Gamma-sarcoglycan is a protein that in humans is encoded by the SGCG gene. The α to δ-sarcoglycans are expressed predominantly (β) or exclusively (α, γ and δ) in striated muscle. A mutation in any of the sarcoglycan genes may lead to a secondary deficiency of the other sarcoglycan proteins, presumably due to destabilisation of the sarcoglycan complex. The disease-causing mutations in the α to δ genes cause disruptions within the dystrophin-associated protein (DAP) complex in the muscle cell membrane.
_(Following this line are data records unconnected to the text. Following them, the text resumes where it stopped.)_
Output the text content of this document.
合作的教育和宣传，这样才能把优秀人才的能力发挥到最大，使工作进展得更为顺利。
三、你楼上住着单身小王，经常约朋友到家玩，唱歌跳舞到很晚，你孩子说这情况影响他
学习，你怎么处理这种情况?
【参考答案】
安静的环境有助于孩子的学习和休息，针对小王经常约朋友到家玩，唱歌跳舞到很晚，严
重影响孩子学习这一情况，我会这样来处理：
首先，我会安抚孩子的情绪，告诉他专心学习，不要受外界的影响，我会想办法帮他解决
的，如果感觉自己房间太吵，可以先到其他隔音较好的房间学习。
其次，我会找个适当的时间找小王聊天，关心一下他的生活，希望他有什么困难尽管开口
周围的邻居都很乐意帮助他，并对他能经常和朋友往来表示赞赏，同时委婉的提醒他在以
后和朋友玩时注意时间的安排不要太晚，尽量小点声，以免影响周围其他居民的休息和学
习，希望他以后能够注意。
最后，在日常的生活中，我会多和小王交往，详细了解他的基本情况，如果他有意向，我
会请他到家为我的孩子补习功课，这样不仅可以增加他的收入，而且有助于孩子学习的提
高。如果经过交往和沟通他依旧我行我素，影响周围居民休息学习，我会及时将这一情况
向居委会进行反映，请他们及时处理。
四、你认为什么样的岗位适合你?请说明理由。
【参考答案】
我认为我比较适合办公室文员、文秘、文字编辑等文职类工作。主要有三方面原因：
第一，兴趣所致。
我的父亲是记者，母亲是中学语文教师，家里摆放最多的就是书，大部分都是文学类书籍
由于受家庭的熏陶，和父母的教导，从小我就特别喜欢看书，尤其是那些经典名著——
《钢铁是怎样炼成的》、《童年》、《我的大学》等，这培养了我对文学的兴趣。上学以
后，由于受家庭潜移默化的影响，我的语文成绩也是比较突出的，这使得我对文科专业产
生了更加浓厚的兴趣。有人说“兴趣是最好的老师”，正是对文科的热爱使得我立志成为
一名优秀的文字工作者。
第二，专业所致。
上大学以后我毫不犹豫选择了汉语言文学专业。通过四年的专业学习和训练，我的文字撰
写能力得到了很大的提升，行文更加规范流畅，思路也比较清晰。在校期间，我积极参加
The transmembrane components of the DAP complex link the cytoskeleton to the extracellular matrix in adult muscle fibres, and are essential for the preservation of the integrity of the muscle cell membrane.

== Function ==

Gamma-sarcoglycan is one of several sarcolemmal transmembrane glycoproteins that interact with dystrophin, probably to provide a link between the membrane associated cytoskeleton and the extracellular matrix. Defects in the protein can lead to early onset autosomal recessive muscular dystrophy, in particular limb-girdle muscular dystrophy, type 2C (LGMD2C).

==Structure==

===Gene===
Human SGCG gene maps to chromosome 13 at q12, spans over 100 kb of DNA and includes 8 exons.

===Protein===
Gamma-sarcoglycan is a type II transmembrane protein and consists of 291 amino acids. It has a 35 amino acid intracellular N-terminal region, a 25 amino acid single transmembrane domain, and a 231 amino acid extra-cellular C-terminus.

==Clinical significance==
Sarcoglycanopathies are autosomal recessive limb girdle muscular dystrophies (LGMDs) caused by mutations in any of the four sarcoglycan genes: α (LGMD2D), β (LGMD2E), γ (LGMD2C) and δ (LGMD2F). Severe childhood autosomal recessive muscular dystrophy (SCARMD) is a progressive muscle-wasting disorder that segregates with microsatellite markers at γ-sarcoglycan gene. Mutations in the γ-sarcoglycan gene were first described in the Maghreb countries of North Africa, where γ-sarcoglycanopathy has a higher than usual incidence. One common mutation, Δ-521T, which causes a severe phenotype, occurs both in the Maghreb population and in other countries. A Cys283Tyr mutation has been identified in the Gypsy population causing a severe phenotype and a Leu193Ser mutation which causes a mild phenotype.

== Interactions ==

SGCG has been shown to interact with FLNC.